In Ned Vizzini’s quirky 2005 young-adult novel, a misfit adolescent attempts to circumvent high school’s merciless clique culture by swallowing a computer chip–imbedded pill that lodges in his brain and instructs him on how to be cool and get laid. The 27-year-old New Yorker’s teen-angst morality tale is already being retooled for Hollywood by High Fidelity screenwriter Steve Pink.
Which helps explain why Griffin’s stage adaptation—while nimbly directed by Berry, who keeps his youthful cast emotionally invested and firing on all cylinders—feels like a patented John Hughes formula tricked out with hip-hop slang and a digital-age Faustian alter-ego plot twist. Massolia’s main contribution is to personify the AI chip (a Matrix-pirated device that speaks to protagonist Jeremy in the clipped voice of Keanu Reeves) as a black-trench-coated Cyrano de Bergerac for whom women are merely “targets.” And Edward Paul, as the so-called Squip, pulls off that tall order, striking Neo poses and talking Jeremy (an amiably awkward Jake Cohen) through such amusing contemporary rites of passage as groping a pierced nipple.
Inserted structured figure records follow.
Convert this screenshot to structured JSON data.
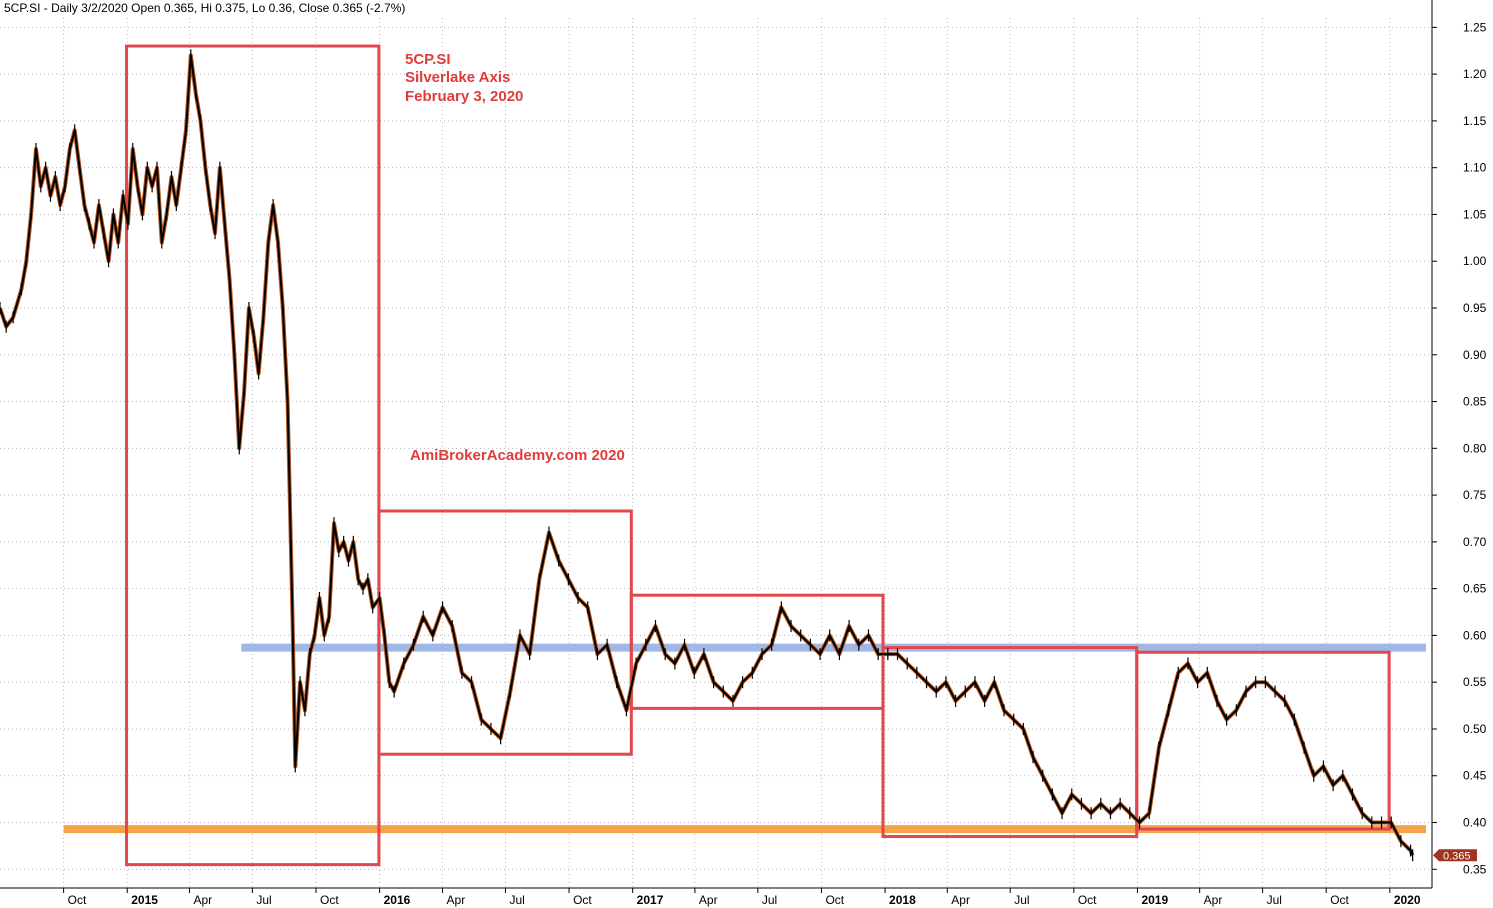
{
  "header": {
    "symbol": "5CP.SI",
    "period": "Daily",
    "date": "3/2/2020",
    "info_text": "5CP.SI - Daily 3/2/2020 Open 0.365, Hi 0.375, Lo 0.36, Close 0.365 (-2.7%)"
  },
  "annotations": {
    "ticker": "5CP.SI",
    "company": "Silverlake Axis",
    "date": "February 3, 2020",
    "watermark": "AmiBrokerAcademy.com  2020"
  },
  "colors": {
    "background": "#ffffff",
    "grid": "#b8b8b8",
    "price_line": "#000000",
    "candle_accent": "#b5541e",
    "box": "#e2474c",
    "box_dark": "#c0204a",
    "resistance": "#9fb8e6",
    "support": "#f5a347",
    "last_badge": "#a0341e",
    "text": "#000000",
    "annotation_text": "#e03c3c"
  },
  "chart_data": {
    "type": "line",
    "title": "",
    "xlabel": "",
    "ylabel": "",
    "ylim": [
      0.33,
      1.26
    ],
    "xlim": [
      "2014-07-01",
      "2020-03-02"
    ],
    "y_ticks": [
      "1.25",
      "1.20",
      "1.15",
      "1.10",
      "1.05",
      "1.00",
      "0.95",
      "0.90",
      "0.85",
      "0.80",
      "0.75",
      "0.70",
      "0.65",
      "0.60",
      "0.55",
      "0.50",
      "0.45",
      "0.40",
      "0.35"
    ],
    "y_tick_values": [
      1.25,
      1.2,
      1.15,
      1.1,
      1.05,
      1.0,
      0.95,
      0.9,
      0.85,
      0.8,
      0.75,
      0.7,
      0.65,
      0.6,
      0.55,
      0.5,
      0.45,
      0.4,
      0.35
    ],
    "x_ticks": [
      {
        "label": "Oct",
        "date": "2014-10-01",
        "bold": false
      },
      {
        "label": "2015",
        "date": "2015-01-01",
        "bold": true
      },
      {
        "label": "Apr",
        "date": "2015-04-01",
        "bold": false
      },
      {
        "label": "Jul",
        "date": "2015-07-01",
        "bold": false
      },
      {
        "label": "Oct",
        "date": "2015-10-01",
        "bold": false
      },
      {
        "label": "2016",
        "date": "2016-01-01",
        "bold": true
      },
      {
        "label": "Apr",
        "date": "2016-04-01",
        "bold": false
      },
      {
        "label": "Jul",
        "date": "2016-07-01",
        "bold": false
      },
      {
        "label": "Oct",
        "date": "2016-10-01",
        "bold": false
      },
      {
        "label": "2017",
        "date": "2017-01-01",
        "bold": true
      },
      {
        "label": "Apr",
        "date": "2017-04-01",
        "bold": false
      },
      {
        "label": "Jul",
        "date": "2017-07-01",
        "bold": false
      },
      {
        "label": "Oct",
        "date": "2017-10-01",
        "bold": false
      },
      {
        "label": "2018",
        "date": "2018-01-01",
        "bold": true
      },
      {
        "label": "Apr",
        "date": "2018-04-01",
        "bold": false
      },
      {
        "label": "Jul",
        "date": "2018-07-01",
        "bold": false
      },
      {
        "label": "Oct",
        "date": "2018-10-01",
        "bold": false
      },
      {
        "label": "2019",
        "date": "2019-01-01",
        "bold": true
      },
      {
        "label": "Apr",
        "date": "2019-04-01",
        "bold": false
      },
      {
        "label": "Jul",
        "date": "2019-07-01",
        "bold": false
      },
      {
        "label": "Oct",
        "date": "2019-10-01",
        "bold": false
      },
      {
        "label": "2020",
        "date": "2020-01-01",
        "bold": true
      }
    ],
    "grid": true,
    "last_value": "0.365",
    "series": [
      {
        "values": [
          [
            "2014-07-01",
            0.95
          ],
          [
            "2014-07-10",
            0.93
          ],
          [
            "2014-07-20",
            0.94
          ],
          [
            "2014-08-01",
            0.97
          ],
          [
            "2014-08-08",
            1.0
          ],
          [
            "2014-08-15",
            1.05
          ],
          [
            "2014-08-22",
            1.12
          ],
          [
            "2014-08-29",
            1.08
          ],
          [
            "2014-09-05",
            1.1
          ],
          [
            "2014-09-12",
            1.07
          ],
          [
            "2014-09-19",
            1.09
          ],
          [
            "2014-09-26",
            1.06
          ],
          [
            "2014-10-03",
            1.08
          ],
          [
            "2014-10-10",
            1.12
          ],
          [
            "2014-10-17",
            1.14
          ],
          [
            "2014-10-24",
            1.1
          ],
          [
            "2014-10-31",
            1.06
          ],
          [
            "2014-11-07",
            1.04
          ],
          [
            "2014-11-14",
            1.02
          ],
          [
            "2014-11-21",
            1.06
          ],
          [
            "2014-11-28",
            1.03
          ],
          [
            "2014-12-05",
            1.0
          ],
          [
            "2014-12-12",
            1.05
          ],
          [
            "2014-12-19",
            1.02
          ],
          [
            "2014-12-26",
            1.07
          ],
          [
            "2015-01-02",
            1.04
          ],
          [
            "2015-01-09",
            1.12
          ],
          [
            "2015-01-16",
            1.08
          ],
          [
            "2015-01-23",
            1.05
          ],
          [
            "2015-01-30",
            1.1
          ],
          [
            "2015-02-06",
            1.08
          ],
          [
            "2015-02-13",
            1.1
          ],
          [
            "2015-02-20",
            1.02
          ],
          [
            "2015-02-27",
            1.05
          ],
          [
            "2015-03-06",
            1.09
          ],
          [
            "2015-03-13",
            1.06
          ],
          [
            "2015-03-20",
            1.1
          ],
          [
            "2015-03-27",
            1.14
          ],
          [
            "2015-04-03",
            1.22
          ],
          [
            "2015-04-10",
            1.18
          ],
          [
            "2015-04-17",
            1.15
          ],
          [
            "2015-04-24",
            1.1
          ],
          [
            "2015-05-01",
            1.06
          ],
          [
            "2015-05-08",
            1.03
          ],
          [
            "2015-05-15",
            1.1
          ],
          [
            "2015-05-22",
            1.04
          ],
          [
            "2015-05-29",
            0.98
          ],
          [
            "2015-06-05",
            0.9
          ],
          [
            "2015-06-12",
            0.8
          ],
          [
            "2015-06-19",
            0.86
          ],
          [
            "2015-06-26",
            0.95
          ],
          [
            "2015-07-03",
            0.92
          ],
          [
            "2015-07-10",
            0.88
          ],
          [
            "2015-07-17",
            0.94
          ],
          [
            "2015-07-24",
            1.02
          ],
          [
            "2015-07-31",
            1.06
          ],
          [
            "2015-08-07",
            1.02
          ],
          [
            "2015-08-14",
            0.95
          ],
          [
            "2015-08-21",
            0.85
          ],
          [
            "2015-08-28",
            0.62
          ],
          [
            "2015-09-01",
            0.46
          ],
          [
            "2015-09-08",
            0.55
          ],
          [
            "2015-09-15",
            0.52
          ],
          [
            "2015-09-22",
            0.58
          ],
          [
            "2015-09-29",
            0.6
          ],
          [
            "2015-10-06",
            0.64
          ],
          [
            "2015-10-13",
            0.6
          ],
          [
            "2015-10-20",
            0.62
          ],
          [
            "2015-10-27",
            0.72
          ],
          [
            "2015-11-03",
            0.69
          ],
          [
            "2015-11-10",
            0.7
          ],
          [
            "2015-11-17",
            0.68
          ],
          [
            "2015-11-24",
            0.7
          ],
          [
            "2015-12-01",
            0.66
          ],
          [
            "2015-12-08",
            0.65
          ],
          [
            "2015-12-15",
            0.66
          ],
          [
            "2015-12-22",
            0.63
          ],
          [
            "2016-01-01",
            0.64
          ],
          [
            "2016-01-08",
            0.6
          ],
          [
            "2016-01-15",
            0.55
          ],
          [
            "2016-01-22",
            0.54
          ],
          [
            "2016-02-05",
            0.57
          ],
          [
            "2016-02-19",
            0.59
          ],
          [
            "2016-03-04",
            0.62
          ],
          [
            "2016-03-18",
            0.6
          ],
          [
            "2016-04-01",
            0.63
          ],
          [
            "2016-04-15",
            0.61
          ],
          [
            "2016-04-29",
            0.56
          ],
          [
            "2016-05-13",
            0.55
          ],
          [
            "2016-05-27",
            0.51
          ],
          [
            "2016-06-10",
            0.5
          ],
          [
            "2016-06-24",
            0.49
          ],
          [
            "2016-07-08",
            0.54
          ],
          [
            "2016-07-22",
            0.6
          ],
          [
            "2016-08-05",
            0.58
          ],
          [
            "2016-08-19",
            0.66
          ],
          [
            "2016-09-02",
            0.71
          ],
          [
            "2016-09-16",
            0.68
          ],
          [
            "2016-09-30",
            0.66
          ],
          [
            "2016-10-14",
            0.64
          ],
          [
            "2016-10-28",
            0.63
          ],
          [
            "2016-11-11",
            0.58
          ],
          [
            "2016-11-25",
            0.59
          ],
          [
            "2016-12-09",
            0.55
          ],
          [
            "2016-12-23",
            0.52
          ],
          [
            "2017-01-06",
            0.57
          ],
          [
            "2017-01-20",
            0.59
          ],
          [
            "2017-02-03",
            0.61
          ],
          [
            "2017-02-17",
            0.58
          ],
          [
            "2017-03-03",
            0.57
          ],
          [
            "2017-03-17",
            0.59
          ],
          [
            "2017-03-31",
            0.56
          ],
          [
            "2017-04-14",
            0.58
          ],
          [
            "2017-04-28",
            0.55
          ],
          [
            "2017-05-12",
            0.54
          ],
          [
            "2017-05-26",
            0.53
          ],
          [
            "2017-06-09",
            0.55
          ],
          [
            "2017-06-23",
            0.56
          ],
          [
            "2017-07-07",
            0.58
          ],
          [
            "2017-07-21",
            0.59
          ],
          [
            "2017-08-04",
            0.63
          ],
          [
            "2017-08-18",
            0.61
          ],
          [
            "2017-09-01",
            0.6
          ],
          [
            "2017-09-15",
            0.59
          ],
          [
            "2017-09-29",
            0.58
          ],
          [
            "2017-10-13",
            0.6
          ],
          [
            "2017-10-27",
            0.58
          ],
          [
            "2017-11-10",
            0.61
          ],
          [
            "2017-11-24",
            0.59
          ],
          [
            "2017-12-08",
            0.6
          ],
          [
            "2017-12-22",
            0.58
          ],
          [
            "2018-01-05",
            0.58
          ],
          [
            "2018-01-19",
            0.58
          ],
          [
            "2018-02-02",
            0.57
          ],
          [
            "2018-02-16",
            0.56
          ],
          [
            "2018-03-02",
            0.55
          ],
          [
            "2018-03-16",
            0.54
          ],
          [
            "2018-03-30",
            0.55
          ],
          [
            "2018-04-13",
            0.53
          ],
          [
            "2018-04-27",
            0.54
          ],
          [
            "2018-05-11",
            0.55
          ],
          [
            "2018-05-25",
            0.53
          ],
          [
            "2018-06-08",
            0.55
          ],
          [
            "2018-06-22",
            0.52
          ],
          [
            "2018-07-06",
            0.51
          ],
          [
            "2018-07-20",
            0.5
          ],
          [
            "2018-08-03",
            0.47
          ],
          [
            "2018-08-17",
            0.45
          ],
          [
            "2018-08-31",
            0.43
          ],
          [
            "2018-09-14",
            0.41
          ],
          [
            "2018-09-28",
            0.43
          ],
          [
            "2018-10-12",
            0.42
          ],
          [
            "2018-10-26",
            0.41
          ],
          [
            "2018-11-09",
            0.42
          ],
          [
            "2018-11-23",
            0.41
          ],
          [
            "2018-12-07",
            0.42
          ],
          [
            "2018-12-21",
            0.41
          ],
          [
            "2019-01-04",
            0.4
          ],
          [
            "2019-01-18",
            0.41
          ],
          [
            "2019-02-01",
            0.48
          ],
          [
            "2019-02-15",
            0.52
          ],
          [
            "2019-03-01",
            0.56
          ],
          [
            "2019-03-15",
            0.57
          ],
          [
            "2019-03-29",
            0.55
          ],
          [
            "2019-04-12",
            0.56
          ],
          [
            "2019-04-26",
            0.53
          ],
          [
            "2019-05-10",
            0.51
          ],
          [
            "2019-05-24",
            0.52
          ],
          [
            "2019-06-07",
            0.54
          ],
          [
            "2019-06-21",
            0.55
          ],
          [
            "2019-07-05",
            0.55
          ],
          [
            "2019-07-19",
            0.54
          ],
          [
            "2019-08-02",
            0.53
          ],
          [
            "2019-08-16",
            0.51
          ],
          [
            "2019-08-30",
            0.48
          ],
          [
            "2019-09-13",
            0.45
          ],
          [
            "2019-09-27",
            0.46
          ],
          [
            "2019-10-11",
            0.44
          ],
          [
            "2019-10-25",
            0.45
          ],
          [
            "2019-11-08",
            0.43
          ],
          [
            "2019-11-22",
            0.41
          ],
          [
            "2019-12-06",
            0.4
          ],
          [
            "2019-12-20",
            0.4
          ],
          [
            "2020-01-03",
            0.4
          ],
          [
            "2020-01-17",
            0.38
          ],
          [
            "2020-01-31",
            0.37
          ],
          [
            "2020-02-03",
            0.365
          ]
        ]
      }
    ],
    "boxes": [
      {
        "x0": "2014-12-31",
        "x1": "2015-12-31",
        "y0": 0.355,
        "y1": 1.23,
        "color": "box"
      },
      {
        "x0": "2015-12-31",
        "x1": "2016-12-30",
        "y0": 0.473,
        "y1": 0.733,
        "color": "box"
      },
      {
        "x0": "2016-12-30",
        "x1": "2017-12-29",
        "y0": 0.522,
        "y1": 0.643,
        "color": "box"
      },
      {
        "x0": "2017-12-29",
        "x1": "2018-12-31",
        "y0": 0.385,
        "y1": 0.587,
        "color": "box"
      },
      {
        "x0": "2018-12-31",
        "x1": "2019-12-31",
        "y0": 0.393,
        "y1": 0.582,
        "color": "box"
      }
    ],
    "hlines": [
      {
        "y": 0.587,
        "x0": "2015-06-15",
        "x1": "2020-03-02",
        "color": "resistance"
      },
      {
        "y": 0.393,
        "x0": "2014-10-01",
        "x1": "2020-03-02",
        "color": "support"
      }
    ]
  }
}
Despite its turgid second act and a story line telegraphed from start to finish (nutshell: Jeremy learns it’s better to be yourself than act like a dick to win the girl), Chill comes off as above-average fare for urban teen audiences. Though some parents might blanch at the sporadic sex, drugs and profanity, those elements are pretty PG and certainly nothing that Sebastian—the teen I brought to the show, who thoroughly dug it and felt it accurately depicted his world—hadn’t seen before.